> Actualités Pascale DECIEUX : Transbordeur, dangereuse DSP
Je saisis immédiatement l'occasion d'intervenir sur le transbordeur puisque le rapport de la Chambre régionale des comptes nous y invite et expose d'ailleurs clairement l'ensemble des problématiques de cette gestion. Que dit la chambre en substance ?
Elle insiste sur trois points :
- les relations contractuelles entre la ville de Lyon et l'occupant présentent une faible sécurité juridique ;
- le transbordeur occupe d'un point de vue culturel un segment intéressant et peu développé sur l'agglomération lyonnaise ;
- la situation économique du Transbordeur est fragile.
Ce rapport d'observations intervient à une étape particulièrement intéressante de la procédure puisque au cours de cette séance nous allons devoir reconduire la SCOP « Transgestion » dans la délégation de services publics du transbordeur.

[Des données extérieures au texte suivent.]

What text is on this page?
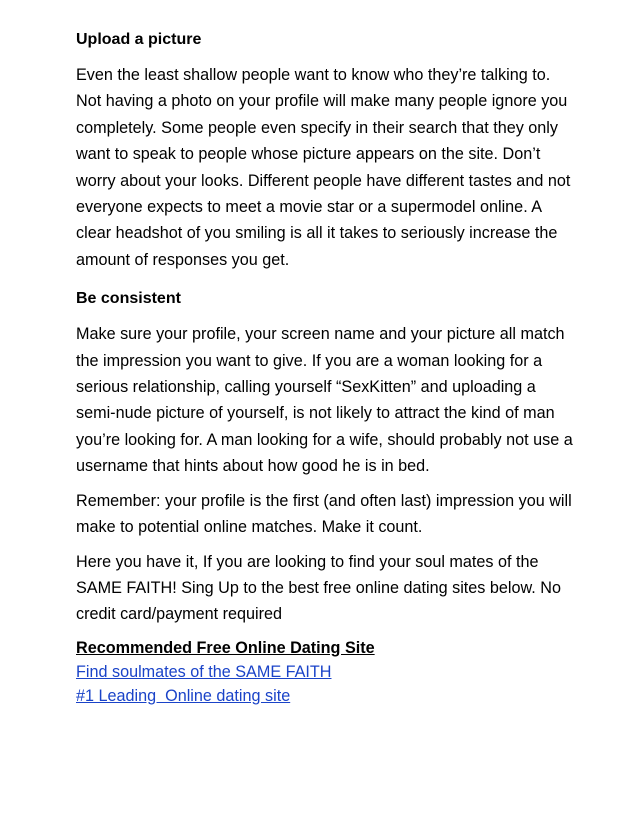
Upload a picture
Even the least shallow people want to know who they’re talking to. Not having a photo on your profile will make many people ignore you completely. Some people even specify in their search that they only want to speak to people whose picture appears on the site. Don’t worry about your looks. Different people have different tastes and not everyone expects to meet a movie star or a supermodel online. A clear headshot of you smiling is all it takes to seriously increase the amount of responses you get.
Be consistent
Make sure your profile, your screen name and your picture all match the impression you want to give. If you are a woman looking for a serious relationship, calling yourself “SexKitten” and uploading a semi-nude picture of yourself, is not likely to attract the kind of man you’re looking for. A man looking for a wife, should probably not use a username that hints about how good he is in bed.
Remember: your profile is the first (and often last) impression you will make to potential online matches. Make it count.
Here you have it, If you are looking to find your soul mates of the SAME FAITH! Sing Up to the best free online dating sites below. No credit card/payment required
Recommended Free Online Dating Site
Find soulmates of the SAME FAITH
#1 Leading  Online dating site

Or, il est toujours particulièrement délicat de mener une procédure de délégation de services publics lorsque la collectivité dispose à l'avance d'un délégataire préféré. En effet, et d'ailleurs, le rapport de la CRC le sous-entend, le transbordeur n'a pas démérité dans sa prestation culturelle et son activité est relativement bien gérée bien que l'économie de la structure soit fragile. Voilà donc des arguments qui tendent à se prononcer de nouveau pour une telle délégation.
Malheureusement, le législateur est venu imposer aux élus que ces choix soient encadrés par des procédures rigoureuses qui à mon sens n'ont pas été totalement respectées dans cette DSP.

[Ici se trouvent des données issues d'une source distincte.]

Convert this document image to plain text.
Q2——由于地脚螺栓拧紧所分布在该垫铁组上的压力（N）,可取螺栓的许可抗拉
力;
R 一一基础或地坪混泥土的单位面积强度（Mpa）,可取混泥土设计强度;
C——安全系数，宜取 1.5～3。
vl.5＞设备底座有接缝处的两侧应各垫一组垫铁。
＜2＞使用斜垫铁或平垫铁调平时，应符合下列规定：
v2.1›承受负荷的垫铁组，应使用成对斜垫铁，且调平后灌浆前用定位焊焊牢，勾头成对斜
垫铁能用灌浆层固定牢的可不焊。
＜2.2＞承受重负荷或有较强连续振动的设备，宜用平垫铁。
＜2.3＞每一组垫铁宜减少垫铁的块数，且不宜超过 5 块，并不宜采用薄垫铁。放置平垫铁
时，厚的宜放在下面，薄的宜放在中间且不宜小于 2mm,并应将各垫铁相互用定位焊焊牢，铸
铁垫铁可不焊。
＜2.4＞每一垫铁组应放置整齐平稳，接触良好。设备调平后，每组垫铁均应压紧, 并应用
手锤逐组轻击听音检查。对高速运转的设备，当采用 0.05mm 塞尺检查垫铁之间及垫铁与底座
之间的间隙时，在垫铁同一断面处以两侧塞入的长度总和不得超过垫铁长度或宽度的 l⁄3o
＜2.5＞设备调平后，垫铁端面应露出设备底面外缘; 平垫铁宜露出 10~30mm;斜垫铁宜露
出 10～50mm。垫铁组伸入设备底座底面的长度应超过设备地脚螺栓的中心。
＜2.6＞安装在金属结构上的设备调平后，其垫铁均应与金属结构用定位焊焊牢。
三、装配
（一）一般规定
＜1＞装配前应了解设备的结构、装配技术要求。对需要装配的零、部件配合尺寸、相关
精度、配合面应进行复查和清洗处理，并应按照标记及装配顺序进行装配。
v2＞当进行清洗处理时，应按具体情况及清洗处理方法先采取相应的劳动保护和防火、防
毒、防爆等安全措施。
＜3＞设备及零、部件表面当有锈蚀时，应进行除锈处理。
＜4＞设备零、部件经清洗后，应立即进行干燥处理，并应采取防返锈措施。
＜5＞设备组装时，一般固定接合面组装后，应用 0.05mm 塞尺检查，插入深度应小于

Il convient en effet de mettre en oeuvre une concurrence entre différents prestataires éventuels par le biais d'un appel d'offres. C'est ce qu'on fait les services de la ville de LYON. Néanmoins, lors de l'ouverture des plis, certains candidats potentiels importants ont été écartés sur des motifs qui me semblent plus que léger. J'ai notamment en mémoire des entreprises de solides réputations qui n'ont pas été admises à concourir car il manquait un bilan annuel alors que des entreprises qui devaient se créer en vue de la gestion de l'équipement, et qui ne disposaient donc d'aucun bilan annuel, ont été retenues.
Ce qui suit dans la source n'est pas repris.